“Communicating” (Hundred Waters). El entramado que le montan sus dos compañeros a la voz de Nicole Miglis es de ensueño (digital). Puestos a trajinar con electrónica, preferibles son quienes van en linea recta que quienes buscan líos sonoros -Björk, FKA Twigs- para conquistar pabellones auditivos resecados por la edad. Pese a estar en la discográfica de Skrillex -se nota en “At Home & My Head” y en una fantástica “Wave To Anchor” cuya base de piano lleva en volandas lo que debería ser un hit-, se endurece solo en apariencia. Este final angelical de “Prison Guard” cuando los teclados se abren a la luz; el vals lentorro camuflado en “Firelight”; la fragancia retro de “Re:”, el alma vertida en “Blanket Me”, y los restos de la batalla recogidos al amanecer en “Better”. Sensibilidad (digital).

 

“Microclimate” (Porcelain Raft).

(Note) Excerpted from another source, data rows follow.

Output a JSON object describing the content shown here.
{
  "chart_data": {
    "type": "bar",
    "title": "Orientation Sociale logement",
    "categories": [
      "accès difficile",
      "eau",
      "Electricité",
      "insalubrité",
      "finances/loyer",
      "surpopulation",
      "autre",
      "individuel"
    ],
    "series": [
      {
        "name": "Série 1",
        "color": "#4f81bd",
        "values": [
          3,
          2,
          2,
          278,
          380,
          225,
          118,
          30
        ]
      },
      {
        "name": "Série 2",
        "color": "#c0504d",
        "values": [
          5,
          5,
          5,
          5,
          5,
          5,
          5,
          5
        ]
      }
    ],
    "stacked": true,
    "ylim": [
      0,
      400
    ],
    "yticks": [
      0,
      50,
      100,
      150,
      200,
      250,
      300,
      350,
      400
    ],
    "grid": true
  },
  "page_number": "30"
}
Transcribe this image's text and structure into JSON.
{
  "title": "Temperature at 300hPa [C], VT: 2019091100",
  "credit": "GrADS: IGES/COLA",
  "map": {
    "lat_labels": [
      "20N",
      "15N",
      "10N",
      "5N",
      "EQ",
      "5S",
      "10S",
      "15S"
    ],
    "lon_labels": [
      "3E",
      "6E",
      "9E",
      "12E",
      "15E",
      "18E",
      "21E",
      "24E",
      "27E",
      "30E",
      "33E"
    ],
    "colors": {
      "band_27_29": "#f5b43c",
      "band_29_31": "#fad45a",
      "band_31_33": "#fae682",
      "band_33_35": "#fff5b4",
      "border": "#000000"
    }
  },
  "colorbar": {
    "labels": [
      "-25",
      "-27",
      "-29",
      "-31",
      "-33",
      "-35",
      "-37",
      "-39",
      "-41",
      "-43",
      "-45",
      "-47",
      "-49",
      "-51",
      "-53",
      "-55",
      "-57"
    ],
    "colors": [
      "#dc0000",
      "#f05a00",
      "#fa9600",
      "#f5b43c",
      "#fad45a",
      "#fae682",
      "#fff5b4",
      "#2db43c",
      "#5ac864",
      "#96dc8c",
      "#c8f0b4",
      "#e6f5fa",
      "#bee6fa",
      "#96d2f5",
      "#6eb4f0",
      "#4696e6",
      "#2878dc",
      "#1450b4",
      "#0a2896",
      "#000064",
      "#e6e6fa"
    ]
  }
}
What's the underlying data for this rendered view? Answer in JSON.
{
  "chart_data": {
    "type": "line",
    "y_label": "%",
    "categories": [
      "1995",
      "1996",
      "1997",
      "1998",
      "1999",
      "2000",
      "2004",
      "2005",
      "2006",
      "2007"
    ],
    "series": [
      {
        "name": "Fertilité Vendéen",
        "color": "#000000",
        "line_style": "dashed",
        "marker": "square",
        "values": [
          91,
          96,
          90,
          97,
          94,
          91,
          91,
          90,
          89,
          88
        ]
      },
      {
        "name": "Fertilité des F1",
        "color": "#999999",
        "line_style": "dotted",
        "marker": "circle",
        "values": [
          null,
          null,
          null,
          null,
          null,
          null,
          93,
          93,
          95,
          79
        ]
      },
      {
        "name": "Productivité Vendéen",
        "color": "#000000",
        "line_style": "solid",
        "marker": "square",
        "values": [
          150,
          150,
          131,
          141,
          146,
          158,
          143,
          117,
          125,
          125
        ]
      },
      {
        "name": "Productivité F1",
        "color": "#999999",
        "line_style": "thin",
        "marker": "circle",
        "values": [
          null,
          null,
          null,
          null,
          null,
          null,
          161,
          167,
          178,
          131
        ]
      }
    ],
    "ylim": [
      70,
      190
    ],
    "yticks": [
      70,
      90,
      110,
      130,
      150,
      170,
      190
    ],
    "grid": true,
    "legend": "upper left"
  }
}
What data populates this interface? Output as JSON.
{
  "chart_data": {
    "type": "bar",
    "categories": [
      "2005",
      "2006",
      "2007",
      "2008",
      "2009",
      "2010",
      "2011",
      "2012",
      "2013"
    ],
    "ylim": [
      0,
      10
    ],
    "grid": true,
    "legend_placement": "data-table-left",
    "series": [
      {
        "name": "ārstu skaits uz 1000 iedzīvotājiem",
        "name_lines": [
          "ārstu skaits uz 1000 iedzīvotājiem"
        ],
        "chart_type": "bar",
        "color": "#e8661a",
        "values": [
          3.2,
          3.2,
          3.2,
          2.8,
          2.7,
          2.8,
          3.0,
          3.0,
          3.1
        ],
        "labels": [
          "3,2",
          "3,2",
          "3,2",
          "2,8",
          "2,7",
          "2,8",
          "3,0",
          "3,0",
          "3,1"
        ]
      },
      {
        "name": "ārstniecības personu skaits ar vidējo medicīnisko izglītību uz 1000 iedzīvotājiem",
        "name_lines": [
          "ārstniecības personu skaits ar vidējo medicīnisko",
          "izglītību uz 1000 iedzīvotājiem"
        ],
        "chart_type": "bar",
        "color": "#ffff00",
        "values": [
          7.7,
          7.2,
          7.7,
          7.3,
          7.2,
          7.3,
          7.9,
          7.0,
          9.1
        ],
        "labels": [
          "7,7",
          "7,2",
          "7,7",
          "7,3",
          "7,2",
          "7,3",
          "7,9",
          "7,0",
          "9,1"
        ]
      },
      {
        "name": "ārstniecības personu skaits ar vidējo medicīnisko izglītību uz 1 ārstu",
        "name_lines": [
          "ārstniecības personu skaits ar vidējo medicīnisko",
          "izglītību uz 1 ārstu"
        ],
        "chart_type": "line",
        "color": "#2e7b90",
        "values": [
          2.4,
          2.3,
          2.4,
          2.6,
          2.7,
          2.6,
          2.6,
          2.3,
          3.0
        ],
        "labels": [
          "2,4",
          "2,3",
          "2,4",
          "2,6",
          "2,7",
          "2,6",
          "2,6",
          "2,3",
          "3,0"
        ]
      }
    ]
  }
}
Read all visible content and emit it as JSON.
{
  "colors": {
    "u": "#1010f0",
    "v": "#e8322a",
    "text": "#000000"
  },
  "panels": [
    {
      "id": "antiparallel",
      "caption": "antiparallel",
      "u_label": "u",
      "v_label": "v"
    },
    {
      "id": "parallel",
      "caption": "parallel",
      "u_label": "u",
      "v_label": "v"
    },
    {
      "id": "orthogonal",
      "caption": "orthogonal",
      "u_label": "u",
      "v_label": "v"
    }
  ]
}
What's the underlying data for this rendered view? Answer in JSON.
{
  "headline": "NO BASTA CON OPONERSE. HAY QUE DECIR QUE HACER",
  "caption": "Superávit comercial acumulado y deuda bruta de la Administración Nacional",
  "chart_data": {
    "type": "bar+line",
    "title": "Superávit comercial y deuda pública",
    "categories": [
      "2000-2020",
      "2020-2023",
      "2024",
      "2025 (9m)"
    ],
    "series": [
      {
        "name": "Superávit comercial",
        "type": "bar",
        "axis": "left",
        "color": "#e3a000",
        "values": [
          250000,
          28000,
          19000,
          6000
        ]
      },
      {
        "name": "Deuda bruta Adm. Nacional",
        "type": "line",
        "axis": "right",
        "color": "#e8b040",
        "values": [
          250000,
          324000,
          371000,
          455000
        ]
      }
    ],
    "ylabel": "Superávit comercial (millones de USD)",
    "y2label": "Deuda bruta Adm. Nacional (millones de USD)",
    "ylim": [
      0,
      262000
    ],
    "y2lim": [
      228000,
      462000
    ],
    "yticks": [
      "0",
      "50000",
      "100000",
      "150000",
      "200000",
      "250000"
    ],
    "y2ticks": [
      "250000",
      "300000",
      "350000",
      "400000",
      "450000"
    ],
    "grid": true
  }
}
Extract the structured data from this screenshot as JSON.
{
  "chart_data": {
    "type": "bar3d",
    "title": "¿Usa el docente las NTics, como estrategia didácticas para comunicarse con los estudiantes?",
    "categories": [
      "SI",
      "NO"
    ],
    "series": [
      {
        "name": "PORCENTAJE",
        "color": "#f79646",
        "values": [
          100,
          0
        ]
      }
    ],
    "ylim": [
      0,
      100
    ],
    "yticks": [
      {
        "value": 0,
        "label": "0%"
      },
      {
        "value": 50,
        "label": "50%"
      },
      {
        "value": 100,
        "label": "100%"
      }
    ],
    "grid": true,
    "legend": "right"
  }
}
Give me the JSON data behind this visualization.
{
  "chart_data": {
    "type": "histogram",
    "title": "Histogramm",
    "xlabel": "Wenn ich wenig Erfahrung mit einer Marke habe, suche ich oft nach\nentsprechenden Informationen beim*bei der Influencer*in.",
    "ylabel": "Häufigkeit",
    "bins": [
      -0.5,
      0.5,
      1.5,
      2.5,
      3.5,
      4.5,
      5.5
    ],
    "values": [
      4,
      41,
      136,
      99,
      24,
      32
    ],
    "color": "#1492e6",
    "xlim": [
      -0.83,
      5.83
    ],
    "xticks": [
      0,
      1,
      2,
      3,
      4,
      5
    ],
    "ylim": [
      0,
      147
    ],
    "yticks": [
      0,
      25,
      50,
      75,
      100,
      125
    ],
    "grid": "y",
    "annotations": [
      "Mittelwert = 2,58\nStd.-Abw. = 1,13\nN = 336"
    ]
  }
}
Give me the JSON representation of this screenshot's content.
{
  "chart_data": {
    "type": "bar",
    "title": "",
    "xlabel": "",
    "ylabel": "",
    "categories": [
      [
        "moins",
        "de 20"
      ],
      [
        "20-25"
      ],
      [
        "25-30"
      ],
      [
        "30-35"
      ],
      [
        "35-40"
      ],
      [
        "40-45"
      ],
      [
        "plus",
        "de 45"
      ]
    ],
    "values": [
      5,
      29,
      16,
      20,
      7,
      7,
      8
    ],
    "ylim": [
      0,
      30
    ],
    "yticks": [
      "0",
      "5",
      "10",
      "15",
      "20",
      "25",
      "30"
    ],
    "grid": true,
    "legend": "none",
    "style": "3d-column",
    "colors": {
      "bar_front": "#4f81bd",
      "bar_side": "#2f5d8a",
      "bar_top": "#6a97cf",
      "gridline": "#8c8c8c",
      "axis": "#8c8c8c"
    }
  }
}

Decir que el tercer disco de un grupo es similar a los anteriores no supone un descrédito si éstos eran buenos. Mejor, implica admitir que su sonido, pese a las ventas escasas, se ha consolidado. Dream pop desde el prisma del synth pop (“Distant Shore”), repleto de piezas excelentes (“Rolling Over”, “Big Sur”, “Bring Me To The Water”, “The Greatest View”, “Rising”) que en los tramos blandos se escora hacia Beach House (“Kookaburra”, “The Poets Were right”). Como contrapartida, de vez en cuando (por ejemplo en “Accelerating Curve”) se deja brotar una veta oscura relativamente retorcida. ¿Para acentuar el brillo de las demás? Banda claramente infravalorada.

 
“Sunny Hills” (All We Are). Parecía que el segundo de esta formación noruegobrasileñoirlandesa -tras un primero producido por Dan Carey- tampoco iba a convencer al haberse inclinado por la opción menos previsible, la de un dance industrial. Pero al darle una segunda oportunidad subiendo el volumen, todo empieza a cuadrar. El beat aguerrido entre New Order y Depeche Mode de “Down” prende fuego, “Burn It All Out” parece a gusto en la cámara de los Horrors, y con “Animal” se entra en una fase explosiva que incluso roza la violencia sónica en “Down”. Hierro y óxido crujiendo entre diversos bpms, producido por Kwes.

 
“Tenderness” (Blue Hawaii). El dúo se distanció durante cierto tiempo, cuando Raphaelle Standell-Preston se implicó en Braids. Este segundo retorno es más luminoso y en buena parte ligado a la pista de baile de clubs selectos a través de su house electrónico (“Free At Last”, “Tenderness”) salpicado por excursiones paralelas (disco eighties en “No One Like You”). Durante la segunda mitad se aventuran en meandros menos bulliciosos, recurriendo al espíritu elegíaco de una Björk pretérita domesticada (“Younger Heart”) y a un manojo agradable de downtempo (“Make Love Stay”, “Searching For You”, “Do You Need Me?”). El cierre corto con “Far Away Soon” es acústico. Como debe ser.

 
“Field Of Love” (Mozart´s Sister). Llegué a ella porque giraba junto a Teen Daze, porque participó en algún proyecto de Miracle Fortress, y porque practicaba un estilo parecido al de su amiga Grimes. Lo de Caila podría ser R&B camuflado en electrónica y beats. Algunas canciones (como “Moment 2 Moment” o “My Heart Is Wild”) prometen engancharse pero no todas lo logran. Y por mucho que introduzca alguna provocación verbal (en “Angel”) o busque detalles originales (la steel drum sintética de “Who Are You”), no consigue llevar estas piezas a la plenitud. Enriquecer su laptop debería ser la primera medida futura pese a la buena utilización que hace (“Baroque Baby”) de su contenido actual.

 

“Finding Me Finding You” (Laetitia Sadier Source Ensemble). A medio camino entre la tropicalia, Stereolab, una pizca de Broadcast y lo afrancesado, Laetitia lo prueba con resultados mixtos. La presencia de Alexis Taylor de Hot Chip en “Love Captive” es una garantía pues su voz humaniza todo lo que interpreta. Paradójicamente, cuando parece que se le va la mano con los coros fraternales de orquesta sixties, acaba generando una dinámica muy Sean O´Hagan. Y toda la grabación destila una intencionalidad en los argumentos con suficiente coartada intelectual, que sin embargo topa con la realidad: las formas son perfectas y el discurso militante, pero la mayoría de las canciones -aún transmitiendo `sensaciones´- no calan.